TLDR: Multi-rantai hanyalah permulaan, kami berharap dapat mewujudkan visi interoperabilitas rantai penuh bersama dengan LayerZero.
Pengantar LayerZero

LayerZero adalah protokol dasar universal untuk komunikasi informasi data. Ini mengirimkan informasi dalam rantai dengan cara yang aman dan sederhana untuk mencapai komunikasi lintas rantai antar aplikasi. Dengan menerapkan “LayerZero Endpoints” (yang merupakan klien ringan yang terdiri dari kontrak pintar dengan kemampuan komunikasi, verifikasi, dan jaringan) pada rantai yang sesuai, pengguna dapat mencapai komunikasi lintas rantai dalam satu transaksi yang tidak dapat dipercaya dan aman.

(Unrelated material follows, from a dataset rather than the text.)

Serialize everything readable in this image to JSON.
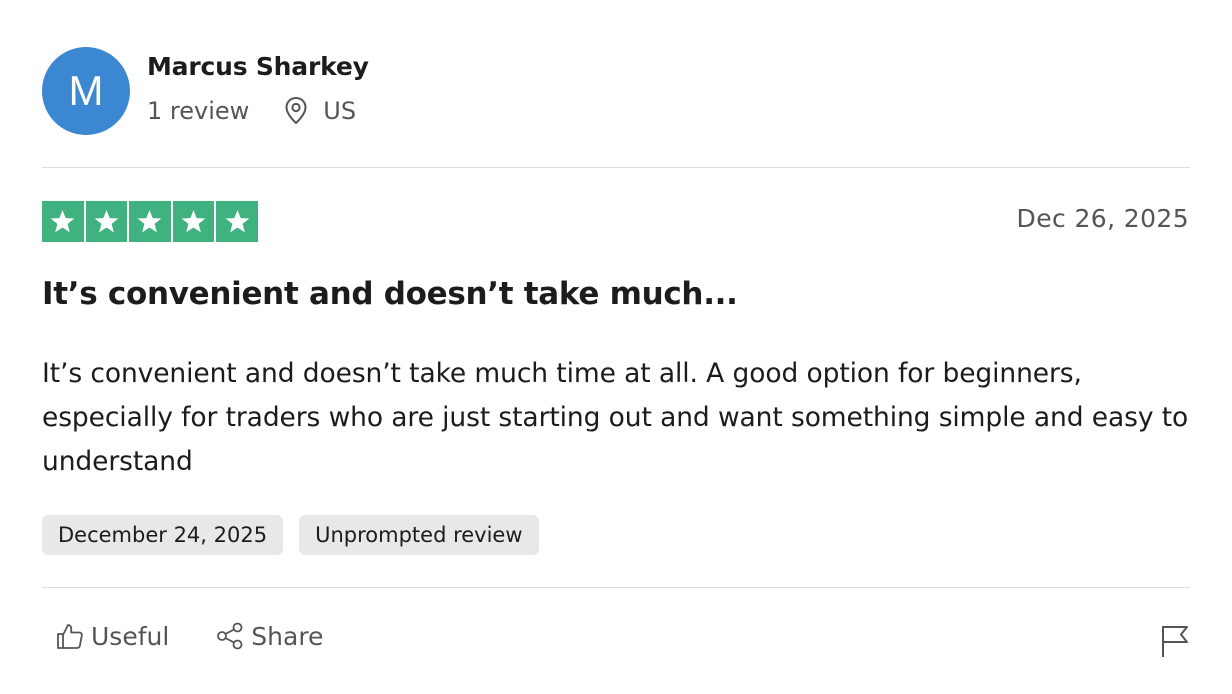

LayerZero menggunakan Oracles (saat ini Chainlink) dan Relayers untuk mengkomunikasikan informasi antara Titik Akhir LayerZero pada rantai target. Perlu dicatat bahwa subjek apa pun dapat mengambil peran Oracle dan Relayer. Titik awal desain ini adalah independen, terbuka, dan bebas izin. Oracle menerbitkan header blok pada rantai sumber ke rantai target, dan Relayer menerbitkan data transaksi dan memverifikasi bukti transaksi Oracle dan Relayer tetap independen.
kemungkinan yang tak terbatas
Pesona arsitektur LayerZero adalah memungkinkan pengguna dan pengembang melakukan apa pun yang mereka inginkan di seluruh rantai melalui kontrak pintar, baik itu transaksi, aset lintas rantai, transfer NFT, game, jejaring sosial, dll. Berikut ini adalah analisis kasus penggunaan LayerZero dalam beberapa skenario aplikasi.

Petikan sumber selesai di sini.